We haven't talked about work since and I think he resents the fact that I think his job is scummy and clearly he thinks I am in the wrong here. But am I really? I don't know about all of you but for me being called silly during an argument is one of the most insultingly condescending things you can say especially to your girlfriend and even if I didn't think he job is immoral I would still be really angry at him for that.
centuryblessings said:
ESH. Your BF is a condescending jerk who is working for "the bad guys." You suck for continuing to make him eggs and living comfortably off of the money he makes from being a bad guy. It's hypocritical of you to blow up on him for his job while you're enjoying the benefits of his job.
[deleted] said:
ESH. He sucks for dismissing and belittling you. Definitely a dick move. You suck for snapping at him for his job and telling him he should get a different job over and over again, even knowing he doesn't want to. From your story, you make little mention at what he does that makes him a bad guy, so you constantly bringing this up is a dick move.
Also hard to stand on that high horse when he is directly responsible for that "nice flat" you both live in. All in all, he is a dick for belittling you, but you need to get off his back about getting a new job, especially if you are reaping the benefits of it.
Purplehopflower said:
This is much larger than dinner. You both need to have a serious discussion about your relationship and if you have the same values anymore. You don’t respect him for the job he’s doing. He doesn’t respect you for being a student. No relationship can survive lack of respect.
pepperbeast said:
ESH. Why are you with this guy, exactly?
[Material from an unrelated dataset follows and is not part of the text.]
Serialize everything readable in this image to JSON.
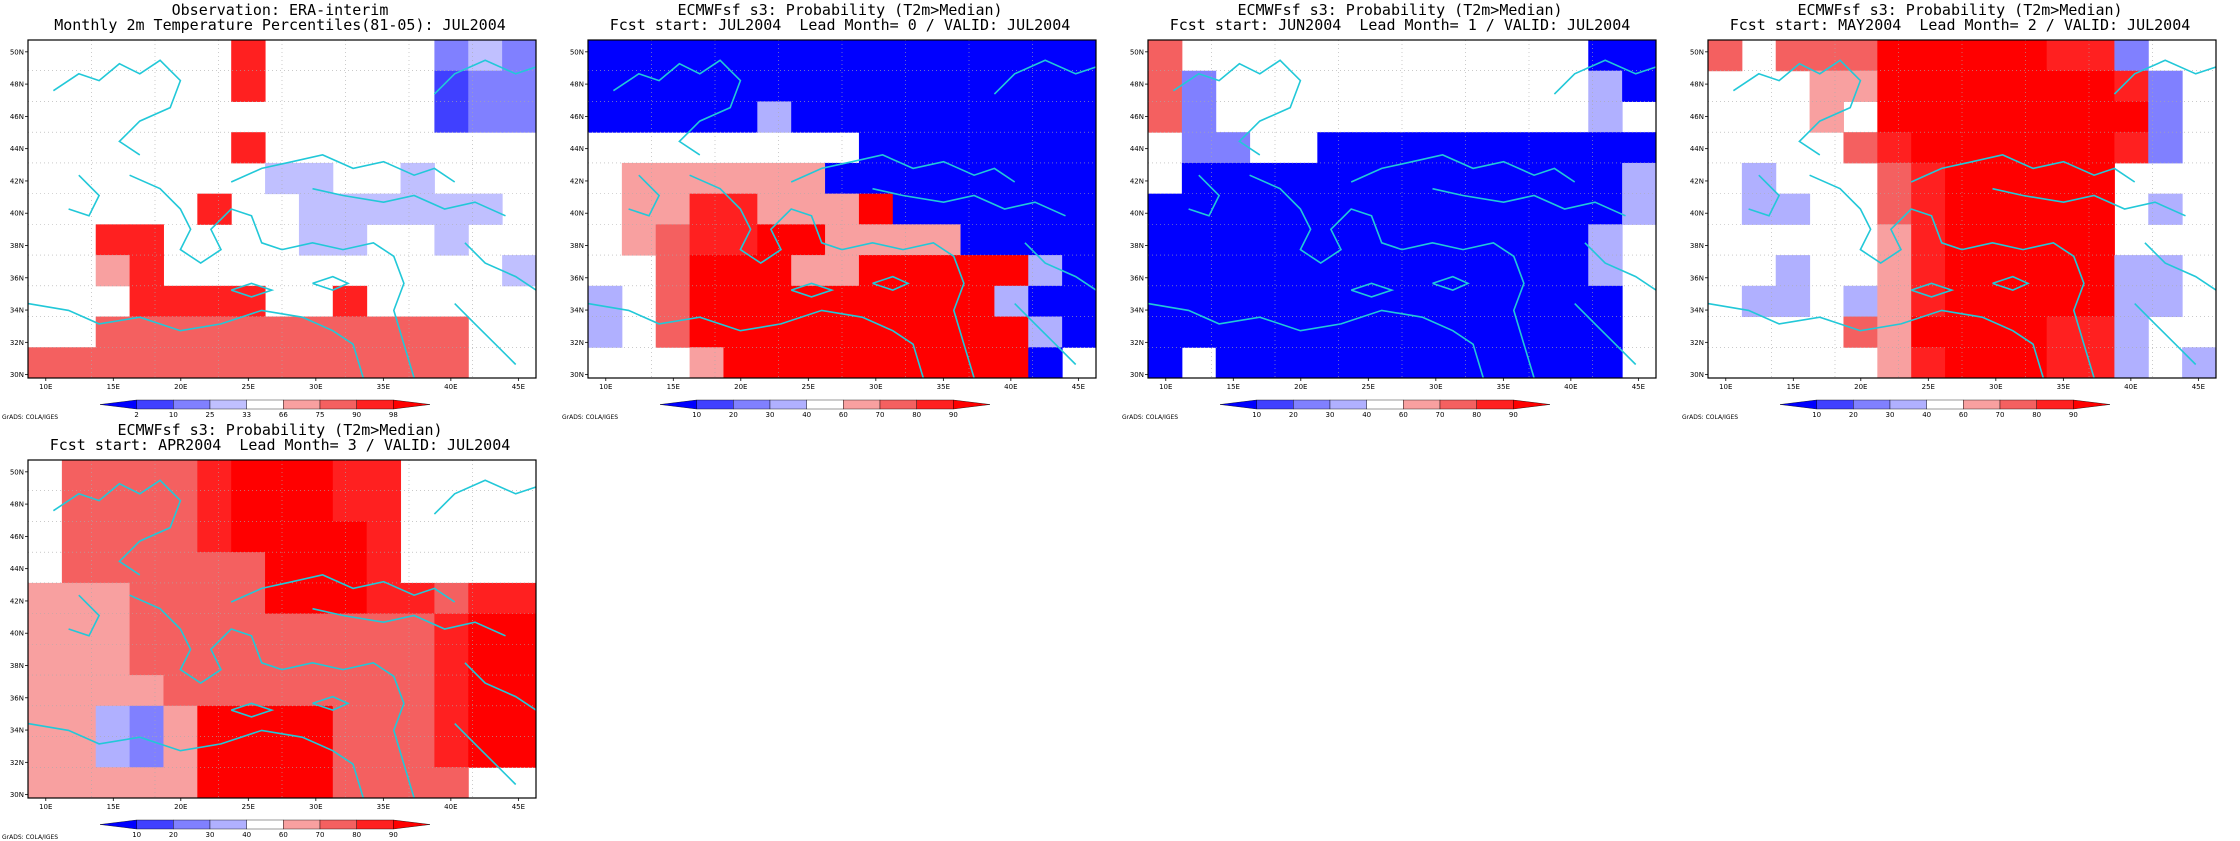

Because it sounds like you are, at best, ethically incompatible.
It seems pretty clear from your responses that I was in the wrong here so I'm going to have to try to make things right again.
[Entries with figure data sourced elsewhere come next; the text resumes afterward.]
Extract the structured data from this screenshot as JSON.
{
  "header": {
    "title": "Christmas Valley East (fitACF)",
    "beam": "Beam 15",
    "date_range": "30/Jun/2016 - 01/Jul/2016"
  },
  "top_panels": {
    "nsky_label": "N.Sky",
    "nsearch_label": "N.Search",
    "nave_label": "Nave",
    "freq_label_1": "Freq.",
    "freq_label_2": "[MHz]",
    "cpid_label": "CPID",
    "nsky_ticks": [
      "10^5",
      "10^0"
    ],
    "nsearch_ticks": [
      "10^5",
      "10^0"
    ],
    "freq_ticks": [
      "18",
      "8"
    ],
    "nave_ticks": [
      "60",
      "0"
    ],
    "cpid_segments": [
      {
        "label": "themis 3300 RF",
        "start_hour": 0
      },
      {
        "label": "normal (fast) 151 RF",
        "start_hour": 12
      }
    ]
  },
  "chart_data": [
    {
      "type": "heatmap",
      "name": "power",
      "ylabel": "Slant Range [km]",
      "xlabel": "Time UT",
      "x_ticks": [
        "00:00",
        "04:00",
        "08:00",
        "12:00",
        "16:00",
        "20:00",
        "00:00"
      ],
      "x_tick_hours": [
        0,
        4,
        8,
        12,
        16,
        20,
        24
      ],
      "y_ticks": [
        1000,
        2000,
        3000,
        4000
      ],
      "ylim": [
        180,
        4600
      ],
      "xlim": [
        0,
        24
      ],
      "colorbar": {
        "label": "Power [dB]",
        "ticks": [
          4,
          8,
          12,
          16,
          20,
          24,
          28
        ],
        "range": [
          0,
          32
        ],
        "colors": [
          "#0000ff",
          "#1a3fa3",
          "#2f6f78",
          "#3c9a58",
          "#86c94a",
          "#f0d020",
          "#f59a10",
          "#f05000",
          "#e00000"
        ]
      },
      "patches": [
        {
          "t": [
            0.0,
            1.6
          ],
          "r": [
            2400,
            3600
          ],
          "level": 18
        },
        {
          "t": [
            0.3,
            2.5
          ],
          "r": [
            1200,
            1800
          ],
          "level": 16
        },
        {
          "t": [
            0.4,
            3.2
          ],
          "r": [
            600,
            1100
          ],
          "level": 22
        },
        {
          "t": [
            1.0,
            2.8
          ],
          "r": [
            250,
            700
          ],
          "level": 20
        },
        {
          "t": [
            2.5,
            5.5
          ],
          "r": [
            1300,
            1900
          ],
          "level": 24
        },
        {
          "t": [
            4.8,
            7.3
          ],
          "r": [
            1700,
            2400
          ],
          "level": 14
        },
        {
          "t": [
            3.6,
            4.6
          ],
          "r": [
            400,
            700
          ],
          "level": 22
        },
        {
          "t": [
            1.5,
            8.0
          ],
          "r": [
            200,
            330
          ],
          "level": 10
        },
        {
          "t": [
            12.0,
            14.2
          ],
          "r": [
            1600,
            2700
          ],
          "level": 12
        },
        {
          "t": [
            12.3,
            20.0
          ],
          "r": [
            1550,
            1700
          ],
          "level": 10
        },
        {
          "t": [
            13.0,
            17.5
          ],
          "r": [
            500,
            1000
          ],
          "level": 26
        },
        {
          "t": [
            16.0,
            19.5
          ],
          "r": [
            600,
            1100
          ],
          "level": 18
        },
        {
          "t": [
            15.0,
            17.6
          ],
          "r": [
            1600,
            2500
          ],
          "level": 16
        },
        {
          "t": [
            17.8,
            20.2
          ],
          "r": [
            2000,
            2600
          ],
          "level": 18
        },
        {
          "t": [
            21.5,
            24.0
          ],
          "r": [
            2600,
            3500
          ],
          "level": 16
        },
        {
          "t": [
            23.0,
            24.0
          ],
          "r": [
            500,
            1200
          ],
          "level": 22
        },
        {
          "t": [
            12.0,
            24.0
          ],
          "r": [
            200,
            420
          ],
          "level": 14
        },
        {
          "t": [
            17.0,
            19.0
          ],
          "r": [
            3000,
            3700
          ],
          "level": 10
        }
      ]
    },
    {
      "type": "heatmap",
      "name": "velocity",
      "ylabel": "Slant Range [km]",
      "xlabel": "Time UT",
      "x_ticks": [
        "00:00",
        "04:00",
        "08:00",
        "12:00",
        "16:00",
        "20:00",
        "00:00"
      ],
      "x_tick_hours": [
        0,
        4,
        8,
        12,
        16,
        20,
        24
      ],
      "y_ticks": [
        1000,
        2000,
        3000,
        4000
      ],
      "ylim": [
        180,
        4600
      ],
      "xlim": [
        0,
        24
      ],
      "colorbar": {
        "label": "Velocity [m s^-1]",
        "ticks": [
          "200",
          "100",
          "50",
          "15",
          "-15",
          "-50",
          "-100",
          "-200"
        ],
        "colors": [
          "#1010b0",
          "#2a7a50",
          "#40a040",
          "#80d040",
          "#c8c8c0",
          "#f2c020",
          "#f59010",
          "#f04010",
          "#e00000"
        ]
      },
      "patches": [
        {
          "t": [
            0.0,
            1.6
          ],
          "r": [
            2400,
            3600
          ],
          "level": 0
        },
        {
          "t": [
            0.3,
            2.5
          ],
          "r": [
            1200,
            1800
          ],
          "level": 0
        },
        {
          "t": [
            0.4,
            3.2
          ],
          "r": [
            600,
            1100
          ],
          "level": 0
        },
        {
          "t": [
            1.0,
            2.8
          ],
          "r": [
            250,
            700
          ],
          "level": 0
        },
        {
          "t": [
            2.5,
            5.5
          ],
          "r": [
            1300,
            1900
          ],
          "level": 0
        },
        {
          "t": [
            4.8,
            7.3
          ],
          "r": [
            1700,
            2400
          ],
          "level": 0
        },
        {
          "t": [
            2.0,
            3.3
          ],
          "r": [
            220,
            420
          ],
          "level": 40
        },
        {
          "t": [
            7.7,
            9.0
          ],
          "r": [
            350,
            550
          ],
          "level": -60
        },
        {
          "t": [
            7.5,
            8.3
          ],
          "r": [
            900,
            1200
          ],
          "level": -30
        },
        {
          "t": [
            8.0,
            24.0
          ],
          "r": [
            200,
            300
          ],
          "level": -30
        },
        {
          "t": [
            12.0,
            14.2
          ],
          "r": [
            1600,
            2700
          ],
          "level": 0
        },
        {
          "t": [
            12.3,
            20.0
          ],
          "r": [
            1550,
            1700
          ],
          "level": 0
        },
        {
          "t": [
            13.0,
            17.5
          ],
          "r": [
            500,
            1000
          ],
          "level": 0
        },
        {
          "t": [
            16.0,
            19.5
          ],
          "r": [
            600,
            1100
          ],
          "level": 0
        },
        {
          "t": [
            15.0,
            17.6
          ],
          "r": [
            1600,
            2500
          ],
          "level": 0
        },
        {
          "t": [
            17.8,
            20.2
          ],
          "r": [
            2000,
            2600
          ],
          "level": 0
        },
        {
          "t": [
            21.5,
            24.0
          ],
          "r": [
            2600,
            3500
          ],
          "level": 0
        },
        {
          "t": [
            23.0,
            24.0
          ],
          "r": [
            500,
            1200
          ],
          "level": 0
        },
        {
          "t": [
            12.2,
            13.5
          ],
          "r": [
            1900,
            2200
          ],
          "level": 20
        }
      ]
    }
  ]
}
To answer some questions some of you have we live in the UK and have been together for three years at this point. We were living together for long before he had this job or before he had any job. He does currently contribute more to the rent because it was his idea to upgrade to a new flat but I still contribute and I'm not just leeching off him.
We've been together for a long time and I really like him and I'm not just sticking with him for the money. Yes I think what he is doing is immoral and as I tried to explain I've tried to bring this up in light ways before we got to this point. I don't want things to go downhill because I really do love him.
To clear things up further: He is a solicitor who completed his LPC last year. This is the UK so I guess we have young lawyers sorry for any confusion this caused.
People keep saying that he is defending criminals, unless you believe that landlords are criminals he is not defending anyone. He consults with landlords on how to evict their tenants. The reason I snapped was when he was talking about his interactions with a landlord during the lockdown. Stop saying I don't understand how the law works or that even criminals deserve a defence, that's not a relevant.
I wouldn't have posted on AITA if I didn't think I might be TA. I'm probably going to try and talk to him about this after breakfast.